Preventing mould when sowing seeds

Discussion in 'Plant Propagation' started by JenRi, Jan 19, 2009.

  1. JenRi

    JenRi Active Member

    Messages:
    326
    Likes Received:
    0
    Location:
    Nottingham,England zone 8/9
    Hello!

    I sowed some cactus seeds about a week ago, and so far I have a shoot, which doesn't look very cactussy (and plus it seems too soon) but not so concerned about that...I noticed a tiny spot of mould on the surface of the soil yesterday and was wondering how to prevent more developing without harming the seeds. Would sprinkling cinnamon on the top of the soil work?

    The seeds are in the airing cupboard covered with cling-film.

    The other thing I thought might help is if I took off the cling-film (so the soil got more air) and just made sure i dunked the seed tray in water every day (or however often is required to keep the soil moist)?

    Thanks:)
     
  2. lorax

    lorax Rising Contributor 10 Years

    Messages:
    4,777
    Likes Received:
    6
    Location:
    Toronto, Ontario
    You can cinnamon it, sure. Normally, I treat my soil with Lamisil before I plant anything, as a preventative measure.
     
  3. Davidm

    Davidm Active Member 10 Years

    Messages:
    112
    Likes Received:
    0
    Location:
    Iowa,Midwest,usda zone 5,USA
    A very thin layer of sand works well too
     
  4. Millet

    Millet Well-Known Member 10 Years

    Messages:
    1,698
    Likes Received:
    5
    Location:
    Denver,Colorado USA
    Did you sterilize the potting soil and the container that you are using before planting? - Millet
     
  5. JenRi

    JenRi Active Member

    Messages:
    326
    Likes Received:
    0
    Location:
    Nottingham,England zone 8/9
    Thanks for your suggestions....I did sow the seeds under sand but I didn't cover the entire surface with sand so I'll try that.

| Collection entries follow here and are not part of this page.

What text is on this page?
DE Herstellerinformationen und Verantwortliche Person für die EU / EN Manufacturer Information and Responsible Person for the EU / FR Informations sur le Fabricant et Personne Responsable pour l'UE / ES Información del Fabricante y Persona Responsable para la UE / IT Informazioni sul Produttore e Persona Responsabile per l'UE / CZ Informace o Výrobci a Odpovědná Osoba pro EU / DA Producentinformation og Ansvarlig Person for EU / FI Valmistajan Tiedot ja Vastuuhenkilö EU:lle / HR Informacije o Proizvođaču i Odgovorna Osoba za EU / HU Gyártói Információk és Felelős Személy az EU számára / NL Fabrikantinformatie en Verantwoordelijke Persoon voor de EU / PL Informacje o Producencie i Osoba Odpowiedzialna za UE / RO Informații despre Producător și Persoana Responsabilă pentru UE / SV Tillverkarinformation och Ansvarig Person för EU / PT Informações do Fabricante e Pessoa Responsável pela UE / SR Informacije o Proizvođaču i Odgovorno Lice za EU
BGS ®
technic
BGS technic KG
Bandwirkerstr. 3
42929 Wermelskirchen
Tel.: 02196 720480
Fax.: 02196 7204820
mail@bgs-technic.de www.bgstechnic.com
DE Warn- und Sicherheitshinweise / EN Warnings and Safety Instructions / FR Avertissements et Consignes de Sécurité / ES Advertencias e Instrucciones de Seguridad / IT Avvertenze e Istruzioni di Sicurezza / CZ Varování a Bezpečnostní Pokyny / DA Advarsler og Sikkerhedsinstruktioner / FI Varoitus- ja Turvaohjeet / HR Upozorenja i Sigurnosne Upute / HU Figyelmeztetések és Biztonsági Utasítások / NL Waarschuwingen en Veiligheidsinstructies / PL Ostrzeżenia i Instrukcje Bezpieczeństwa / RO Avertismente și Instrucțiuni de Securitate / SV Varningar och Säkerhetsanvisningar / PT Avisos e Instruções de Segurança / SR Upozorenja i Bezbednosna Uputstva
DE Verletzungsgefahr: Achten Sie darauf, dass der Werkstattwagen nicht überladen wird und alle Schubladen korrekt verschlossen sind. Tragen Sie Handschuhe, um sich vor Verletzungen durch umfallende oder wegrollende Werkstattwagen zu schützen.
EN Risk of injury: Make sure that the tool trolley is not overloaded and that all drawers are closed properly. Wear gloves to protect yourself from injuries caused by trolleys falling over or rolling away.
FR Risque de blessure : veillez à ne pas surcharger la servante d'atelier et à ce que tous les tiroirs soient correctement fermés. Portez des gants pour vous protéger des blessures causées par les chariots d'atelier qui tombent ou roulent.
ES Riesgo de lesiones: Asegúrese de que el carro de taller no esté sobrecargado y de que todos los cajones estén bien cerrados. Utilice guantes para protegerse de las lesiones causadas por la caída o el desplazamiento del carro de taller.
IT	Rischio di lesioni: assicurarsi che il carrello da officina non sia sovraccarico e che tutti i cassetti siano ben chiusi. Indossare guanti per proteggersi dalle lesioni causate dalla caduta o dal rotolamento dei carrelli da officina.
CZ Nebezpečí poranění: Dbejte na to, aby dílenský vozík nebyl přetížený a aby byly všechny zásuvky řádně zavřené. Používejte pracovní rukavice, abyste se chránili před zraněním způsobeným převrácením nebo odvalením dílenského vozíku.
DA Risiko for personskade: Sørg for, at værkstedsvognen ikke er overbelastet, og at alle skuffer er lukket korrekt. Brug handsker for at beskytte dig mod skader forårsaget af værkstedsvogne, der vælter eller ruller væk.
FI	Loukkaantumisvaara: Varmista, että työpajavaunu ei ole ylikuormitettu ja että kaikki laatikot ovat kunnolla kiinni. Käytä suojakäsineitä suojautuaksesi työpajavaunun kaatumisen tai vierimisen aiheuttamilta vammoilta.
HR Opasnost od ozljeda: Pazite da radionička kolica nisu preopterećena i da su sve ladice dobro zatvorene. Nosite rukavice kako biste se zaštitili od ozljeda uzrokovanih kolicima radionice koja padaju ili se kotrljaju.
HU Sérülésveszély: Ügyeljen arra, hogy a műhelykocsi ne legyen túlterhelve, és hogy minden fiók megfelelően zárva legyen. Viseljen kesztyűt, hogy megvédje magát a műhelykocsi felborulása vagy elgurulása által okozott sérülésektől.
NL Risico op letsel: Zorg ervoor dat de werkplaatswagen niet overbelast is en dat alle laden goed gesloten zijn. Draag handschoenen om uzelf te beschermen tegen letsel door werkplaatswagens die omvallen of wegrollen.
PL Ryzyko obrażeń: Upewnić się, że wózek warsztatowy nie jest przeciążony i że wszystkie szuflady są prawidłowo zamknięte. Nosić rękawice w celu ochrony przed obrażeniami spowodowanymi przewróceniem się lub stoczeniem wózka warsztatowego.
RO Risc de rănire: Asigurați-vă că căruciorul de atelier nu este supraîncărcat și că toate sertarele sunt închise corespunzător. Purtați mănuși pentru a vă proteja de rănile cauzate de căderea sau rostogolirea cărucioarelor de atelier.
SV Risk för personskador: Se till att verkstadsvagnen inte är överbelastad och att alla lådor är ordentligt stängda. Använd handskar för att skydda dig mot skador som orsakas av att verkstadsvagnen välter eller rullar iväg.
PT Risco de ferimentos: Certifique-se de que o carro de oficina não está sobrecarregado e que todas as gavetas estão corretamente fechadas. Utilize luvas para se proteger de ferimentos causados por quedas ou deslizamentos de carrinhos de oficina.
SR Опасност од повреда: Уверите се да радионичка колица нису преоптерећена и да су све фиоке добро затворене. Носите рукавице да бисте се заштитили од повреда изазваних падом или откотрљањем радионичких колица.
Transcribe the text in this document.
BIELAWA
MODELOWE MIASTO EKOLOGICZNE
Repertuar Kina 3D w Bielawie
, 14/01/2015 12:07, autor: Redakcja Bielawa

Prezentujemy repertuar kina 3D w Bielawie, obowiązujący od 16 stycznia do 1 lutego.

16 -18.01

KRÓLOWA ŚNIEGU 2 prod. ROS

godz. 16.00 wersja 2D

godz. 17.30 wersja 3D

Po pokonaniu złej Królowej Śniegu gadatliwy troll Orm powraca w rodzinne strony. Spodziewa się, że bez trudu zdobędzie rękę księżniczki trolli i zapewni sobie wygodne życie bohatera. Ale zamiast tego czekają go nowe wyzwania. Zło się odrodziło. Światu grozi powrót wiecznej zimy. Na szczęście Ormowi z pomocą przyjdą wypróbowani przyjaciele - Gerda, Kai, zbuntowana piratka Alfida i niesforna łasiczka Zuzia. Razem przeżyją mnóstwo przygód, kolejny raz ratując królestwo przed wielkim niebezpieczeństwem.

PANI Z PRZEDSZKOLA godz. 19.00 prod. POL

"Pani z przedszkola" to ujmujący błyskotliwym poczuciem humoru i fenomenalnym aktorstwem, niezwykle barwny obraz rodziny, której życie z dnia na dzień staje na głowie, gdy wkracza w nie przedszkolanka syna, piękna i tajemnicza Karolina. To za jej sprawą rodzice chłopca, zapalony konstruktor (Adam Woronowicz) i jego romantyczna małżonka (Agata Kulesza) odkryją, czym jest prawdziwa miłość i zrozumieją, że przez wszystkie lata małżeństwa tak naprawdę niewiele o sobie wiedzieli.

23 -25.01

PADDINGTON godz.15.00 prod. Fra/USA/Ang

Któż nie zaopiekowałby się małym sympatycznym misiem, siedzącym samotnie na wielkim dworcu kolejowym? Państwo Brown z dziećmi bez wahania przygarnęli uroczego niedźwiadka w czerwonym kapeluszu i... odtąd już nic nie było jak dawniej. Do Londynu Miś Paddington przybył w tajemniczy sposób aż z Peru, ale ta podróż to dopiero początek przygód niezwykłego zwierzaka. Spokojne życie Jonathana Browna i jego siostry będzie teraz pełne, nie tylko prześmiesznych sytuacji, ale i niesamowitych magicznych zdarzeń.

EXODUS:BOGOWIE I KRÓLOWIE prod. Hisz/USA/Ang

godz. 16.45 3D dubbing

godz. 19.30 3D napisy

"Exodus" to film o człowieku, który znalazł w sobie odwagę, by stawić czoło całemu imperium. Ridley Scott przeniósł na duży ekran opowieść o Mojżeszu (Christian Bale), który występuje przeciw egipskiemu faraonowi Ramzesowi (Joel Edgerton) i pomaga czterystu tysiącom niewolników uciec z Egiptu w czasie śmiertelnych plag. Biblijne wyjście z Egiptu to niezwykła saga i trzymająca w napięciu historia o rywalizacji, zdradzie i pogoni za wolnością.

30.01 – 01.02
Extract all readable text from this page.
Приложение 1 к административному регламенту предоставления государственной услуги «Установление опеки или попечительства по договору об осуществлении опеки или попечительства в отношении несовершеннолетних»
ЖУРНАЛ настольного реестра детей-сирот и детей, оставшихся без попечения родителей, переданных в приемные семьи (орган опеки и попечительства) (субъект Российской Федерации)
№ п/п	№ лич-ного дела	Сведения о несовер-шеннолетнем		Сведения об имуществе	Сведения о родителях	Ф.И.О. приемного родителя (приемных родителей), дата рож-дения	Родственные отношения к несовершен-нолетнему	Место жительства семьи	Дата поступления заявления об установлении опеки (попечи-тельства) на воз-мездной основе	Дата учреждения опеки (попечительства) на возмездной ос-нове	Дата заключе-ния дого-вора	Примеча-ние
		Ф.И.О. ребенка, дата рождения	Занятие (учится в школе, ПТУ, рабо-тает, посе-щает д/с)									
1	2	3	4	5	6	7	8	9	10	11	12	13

    Lamisil? When I searched that I got athlete's foot medicine! Is there a plant version too?

    No......i didn't Millet, will that seriously spoil their chances of germination? I have more seeds so I can always try again with the soil sterilised if these don't germinate
     
  6. lorax

    lorax Rising Contributor 10 Years

    Messages:
    4,777
    Likes Received:
    6
    Location:
    Toronto, Ontario
    Lamisil is sold here as a liquid broad-spectrum fungicide, both at the Chemist's for human fungal afflictions and at plant growers as a mold-preventative. It works brilliantly with my papayas, which are prone to damping off - since I started using it as a seed and soil treatment, my germination and survival rate has gone from about 55% to almost 100% so long as I have mature seeds.

    Sterilization doesn't impede germination, it just prevents spores from surviving. But once the seeds are planted, you can't sterilize the soil they're in, you have to do a whole different batch.
     
  7. Davidm

    Davidm Active Member 10 Years

    Messages:
    112
    Likes Received:
    0
    Location:
    Iowa,Midwest,usda zone 5,USA
    You need to be very careful with fungicides.They are nonselecive.They kill good fungi along with the bad.
     
  8. lorax

    lorax Rising Contributor 10 Years

    Messages:
    4,777
    Likes Received:
    6
    Location:
    Toronto, Ontario
    Which is why I nomally just treat the seeds, and then sterilize the soil in the oven. The papayas are a special case, because for me at least they don't respond at all in soils where the natural bacteria have been killed off, but they will catch fungus like a fruit fly on bananas. For this, I use the fungicide in the soil as well, which just kills the fungi and not the bacteria and other microorganisms.